Transcription Factor PLAGL1 Is Associated with Angiogenic Gene Expression in the Placenta

During pregnancy, the placenta is important for transporting nutrients and waste between the maternal and fetal blood supply, secreting hormones, and serving as a protective barrier. To better understand placental development, we must understand how placental gene expression is regulated. We used RNA-seq data and ChIP-seq data for the enhancer associated mark, H3k27ac, to study gene regulation in the mouse placenta at embryonic day (e) 9.5, when the placenta is developing a complex network of blood vessels. We identified several upregulated transcription factors with enriched binding sites in e9.5-specific enhancers. The most enriched transcription factor, PLAGL1 had a predicted motif in 233 regions that were significantly associated with vasculature development and response to insulin stimulus genes. We then performed several experiments using mouse placenta and a human trophoblast cell line to understand the role of PLAGL1 in placental development. In the mouse placenta, Plagl1 is expressed in endothelial cells of the labyrinth layer and is differentially expressed in placentas from mice with gestational diabetes compared to placentas from control mice in a sex-specific manner.
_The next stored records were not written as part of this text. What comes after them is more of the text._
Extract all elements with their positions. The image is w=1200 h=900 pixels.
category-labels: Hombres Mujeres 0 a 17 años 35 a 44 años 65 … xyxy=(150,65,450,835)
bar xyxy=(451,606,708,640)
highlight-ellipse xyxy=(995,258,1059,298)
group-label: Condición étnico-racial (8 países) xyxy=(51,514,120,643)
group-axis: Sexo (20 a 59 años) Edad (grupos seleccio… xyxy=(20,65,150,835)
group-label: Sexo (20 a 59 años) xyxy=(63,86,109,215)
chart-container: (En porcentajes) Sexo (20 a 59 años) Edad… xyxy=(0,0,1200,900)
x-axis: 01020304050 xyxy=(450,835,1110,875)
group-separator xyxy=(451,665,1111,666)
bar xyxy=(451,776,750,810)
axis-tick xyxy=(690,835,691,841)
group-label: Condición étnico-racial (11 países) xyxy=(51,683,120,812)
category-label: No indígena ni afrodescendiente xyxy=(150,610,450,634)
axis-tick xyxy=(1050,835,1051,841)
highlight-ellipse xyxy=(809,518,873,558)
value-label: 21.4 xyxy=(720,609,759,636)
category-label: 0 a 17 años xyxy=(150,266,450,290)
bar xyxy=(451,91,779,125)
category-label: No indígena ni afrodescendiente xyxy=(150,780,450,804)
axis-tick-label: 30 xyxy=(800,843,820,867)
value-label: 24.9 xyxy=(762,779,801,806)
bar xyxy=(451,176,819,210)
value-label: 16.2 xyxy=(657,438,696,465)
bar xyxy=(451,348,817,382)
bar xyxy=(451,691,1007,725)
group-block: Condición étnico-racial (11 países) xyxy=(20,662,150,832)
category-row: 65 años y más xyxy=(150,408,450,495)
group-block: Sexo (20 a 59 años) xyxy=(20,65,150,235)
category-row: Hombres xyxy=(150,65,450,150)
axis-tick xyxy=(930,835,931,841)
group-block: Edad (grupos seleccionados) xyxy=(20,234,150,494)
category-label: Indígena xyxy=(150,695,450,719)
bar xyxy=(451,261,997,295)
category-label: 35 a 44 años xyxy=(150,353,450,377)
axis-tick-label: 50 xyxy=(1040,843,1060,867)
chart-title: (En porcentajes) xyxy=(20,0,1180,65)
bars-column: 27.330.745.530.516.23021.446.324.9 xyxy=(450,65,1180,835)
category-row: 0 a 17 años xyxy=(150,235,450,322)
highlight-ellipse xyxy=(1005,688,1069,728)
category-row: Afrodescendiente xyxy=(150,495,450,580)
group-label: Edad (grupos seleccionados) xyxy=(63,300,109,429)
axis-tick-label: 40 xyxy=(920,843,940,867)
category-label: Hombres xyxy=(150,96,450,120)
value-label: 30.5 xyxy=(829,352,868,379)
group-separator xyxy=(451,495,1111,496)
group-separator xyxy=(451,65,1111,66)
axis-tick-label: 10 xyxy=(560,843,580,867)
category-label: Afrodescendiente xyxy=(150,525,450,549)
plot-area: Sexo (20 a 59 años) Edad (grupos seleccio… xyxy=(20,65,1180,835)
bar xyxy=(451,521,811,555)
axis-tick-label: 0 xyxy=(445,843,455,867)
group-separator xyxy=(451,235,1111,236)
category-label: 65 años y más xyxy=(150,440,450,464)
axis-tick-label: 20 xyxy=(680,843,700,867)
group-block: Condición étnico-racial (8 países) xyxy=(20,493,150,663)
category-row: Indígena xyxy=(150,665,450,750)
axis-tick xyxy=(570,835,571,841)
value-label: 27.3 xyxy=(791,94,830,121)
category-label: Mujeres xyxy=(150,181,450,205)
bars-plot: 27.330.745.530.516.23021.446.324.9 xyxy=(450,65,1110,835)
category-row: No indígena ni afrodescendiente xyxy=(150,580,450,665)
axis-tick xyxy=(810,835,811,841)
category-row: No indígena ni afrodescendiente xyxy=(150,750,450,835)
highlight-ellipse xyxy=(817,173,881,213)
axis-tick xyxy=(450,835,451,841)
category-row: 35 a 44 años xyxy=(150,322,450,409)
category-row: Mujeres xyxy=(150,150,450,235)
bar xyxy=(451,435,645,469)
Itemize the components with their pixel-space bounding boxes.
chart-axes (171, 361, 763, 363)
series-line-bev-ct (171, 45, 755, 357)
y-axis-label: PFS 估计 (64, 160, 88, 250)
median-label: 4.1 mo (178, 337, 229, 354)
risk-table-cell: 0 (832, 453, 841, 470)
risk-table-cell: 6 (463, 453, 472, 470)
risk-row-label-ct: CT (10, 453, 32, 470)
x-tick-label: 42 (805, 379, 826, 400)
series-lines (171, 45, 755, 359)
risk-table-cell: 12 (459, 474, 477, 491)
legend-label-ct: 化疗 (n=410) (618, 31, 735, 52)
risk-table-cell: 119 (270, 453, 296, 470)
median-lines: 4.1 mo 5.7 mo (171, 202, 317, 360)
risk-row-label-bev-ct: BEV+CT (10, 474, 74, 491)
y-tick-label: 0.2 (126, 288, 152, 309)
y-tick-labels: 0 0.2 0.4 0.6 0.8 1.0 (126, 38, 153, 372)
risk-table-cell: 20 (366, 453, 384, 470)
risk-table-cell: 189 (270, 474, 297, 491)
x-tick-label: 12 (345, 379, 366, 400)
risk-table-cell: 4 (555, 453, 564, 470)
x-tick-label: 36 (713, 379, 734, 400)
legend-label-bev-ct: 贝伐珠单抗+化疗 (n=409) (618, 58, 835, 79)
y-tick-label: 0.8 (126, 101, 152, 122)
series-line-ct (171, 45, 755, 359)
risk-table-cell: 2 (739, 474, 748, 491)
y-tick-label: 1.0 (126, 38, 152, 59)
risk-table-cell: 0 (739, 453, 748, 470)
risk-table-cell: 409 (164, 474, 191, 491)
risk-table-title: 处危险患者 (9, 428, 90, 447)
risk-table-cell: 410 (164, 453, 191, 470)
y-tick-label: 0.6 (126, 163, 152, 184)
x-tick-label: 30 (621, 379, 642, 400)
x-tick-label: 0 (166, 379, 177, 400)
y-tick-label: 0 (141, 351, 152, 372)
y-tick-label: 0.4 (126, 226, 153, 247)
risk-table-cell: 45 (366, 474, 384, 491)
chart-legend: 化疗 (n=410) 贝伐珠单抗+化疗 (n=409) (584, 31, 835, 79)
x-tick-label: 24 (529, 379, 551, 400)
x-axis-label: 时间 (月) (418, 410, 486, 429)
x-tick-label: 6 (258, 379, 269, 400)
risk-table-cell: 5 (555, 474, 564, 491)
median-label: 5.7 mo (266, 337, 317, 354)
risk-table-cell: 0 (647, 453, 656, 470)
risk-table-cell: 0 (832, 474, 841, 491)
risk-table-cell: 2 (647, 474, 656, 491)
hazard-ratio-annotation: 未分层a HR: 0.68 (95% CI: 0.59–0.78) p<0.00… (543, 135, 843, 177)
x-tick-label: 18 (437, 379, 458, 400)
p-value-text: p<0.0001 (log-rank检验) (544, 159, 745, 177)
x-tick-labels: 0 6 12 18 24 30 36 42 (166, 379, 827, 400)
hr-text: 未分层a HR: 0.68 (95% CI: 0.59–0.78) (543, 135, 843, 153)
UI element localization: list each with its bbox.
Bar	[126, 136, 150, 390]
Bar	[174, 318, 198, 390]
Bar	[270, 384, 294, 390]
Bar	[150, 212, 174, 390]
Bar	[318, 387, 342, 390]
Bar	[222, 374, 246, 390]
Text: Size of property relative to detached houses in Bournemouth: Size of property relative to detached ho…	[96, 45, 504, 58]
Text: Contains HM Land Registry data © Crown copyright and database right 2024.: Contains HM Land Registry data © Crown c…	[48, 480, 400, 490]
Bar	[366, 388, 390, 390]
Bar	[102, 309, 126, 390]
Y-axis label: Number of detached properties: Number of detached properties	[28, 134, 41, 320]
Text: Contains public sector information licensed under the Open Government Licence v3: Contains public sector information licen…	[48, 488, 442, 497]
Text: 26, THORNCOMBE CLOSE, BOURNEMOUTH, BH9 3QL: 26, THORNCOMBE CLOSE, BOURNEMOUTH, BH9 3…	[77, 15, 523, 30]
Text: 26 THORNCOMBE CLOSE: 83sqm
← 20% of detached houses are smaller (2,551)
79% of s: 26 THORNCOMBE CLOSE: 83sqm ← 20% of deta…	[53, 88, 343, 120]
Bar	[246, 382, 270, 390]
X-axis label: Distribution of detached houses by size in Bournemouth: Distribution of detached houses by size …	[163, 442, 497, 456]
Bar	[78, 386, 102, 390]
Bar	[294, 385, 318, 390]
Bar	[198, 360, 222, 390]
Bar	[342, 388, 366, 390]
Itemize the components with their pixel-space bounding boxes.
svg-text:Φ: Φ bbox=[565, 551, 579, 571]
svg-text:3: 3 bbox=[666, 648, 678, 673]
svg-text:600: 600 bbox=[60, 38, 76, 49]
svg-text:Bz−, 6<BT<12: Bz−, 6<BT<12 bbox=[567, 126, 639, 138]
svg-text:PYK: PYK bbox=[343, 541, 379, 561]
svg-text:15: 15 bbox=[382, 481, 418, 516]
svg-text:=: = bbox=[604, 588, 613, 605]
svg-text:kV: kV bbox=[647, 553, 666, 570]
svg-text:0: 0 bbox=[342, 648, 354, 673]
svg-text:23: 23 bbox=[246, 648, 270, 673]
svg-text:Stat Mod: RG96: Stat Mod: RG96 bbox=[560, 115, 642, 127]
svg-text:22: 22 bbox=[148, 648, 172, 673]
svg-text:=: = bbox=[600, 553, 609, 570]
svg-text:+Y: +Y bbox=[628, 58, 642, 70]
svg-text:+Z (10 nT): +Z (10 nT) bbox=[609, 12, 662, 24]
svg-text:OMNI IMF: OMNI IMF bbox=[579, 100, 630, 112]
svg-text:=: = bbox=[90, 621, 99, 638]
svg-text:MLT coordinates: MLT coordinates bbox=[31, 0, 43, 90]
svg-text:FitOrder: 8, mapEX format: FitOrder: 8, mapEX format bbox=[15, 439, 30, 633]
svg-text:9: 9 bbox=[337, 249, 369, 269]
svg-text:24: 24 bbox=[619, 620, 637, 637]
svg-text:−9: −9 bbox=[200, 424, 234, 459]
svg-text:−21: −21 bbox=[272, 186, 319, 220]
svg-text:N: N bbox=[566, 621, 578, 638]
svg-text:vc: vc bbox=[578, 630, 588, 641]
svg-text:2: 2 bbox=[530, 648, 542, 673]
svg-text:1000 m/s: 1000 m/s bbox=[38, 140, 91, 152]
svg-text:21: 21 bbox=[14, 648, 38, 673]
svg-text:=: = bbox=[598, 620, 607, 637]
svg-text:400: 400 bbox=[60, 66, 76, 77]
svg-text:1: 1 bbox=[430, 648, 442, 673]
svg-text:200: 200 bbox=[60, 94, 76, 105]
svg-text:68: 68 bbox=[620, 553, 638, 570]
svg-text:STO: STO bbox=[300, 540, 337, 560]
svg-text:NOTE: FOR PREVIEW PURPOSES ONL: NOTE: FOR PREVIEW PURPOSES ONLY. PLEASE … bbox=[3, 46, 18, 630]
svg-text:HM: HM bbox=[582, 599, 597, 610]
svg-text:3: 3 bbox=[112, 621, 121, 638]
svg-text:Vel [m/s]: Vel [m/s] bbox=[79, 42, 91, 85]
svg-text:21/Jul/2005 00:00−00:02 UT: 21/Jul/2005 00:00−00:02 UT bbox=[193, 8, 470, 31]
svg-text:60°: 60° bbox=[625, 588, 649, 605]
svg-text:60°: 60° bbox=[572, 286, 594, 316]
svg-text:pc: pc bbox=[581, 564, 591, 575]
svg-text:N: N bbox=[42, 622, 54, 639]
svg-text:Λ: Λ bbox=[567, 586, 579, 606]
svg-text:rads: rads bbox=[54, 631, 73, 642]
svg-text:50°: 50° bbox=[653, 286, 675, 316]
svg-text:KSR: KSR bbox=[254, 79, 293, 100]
In human trophoblast cells, siRNA knockdown significantly decreased expression of genes associated with placental vasculature development terms. In a tube assay, decreased PLAGL1 expression led to reduced cord formation. These results suggest that Plagl1 regulates overlapping gene networks in placental trophoblast and endothelial cells, and may play a critical role in placental development in normal and complicated pregnancies.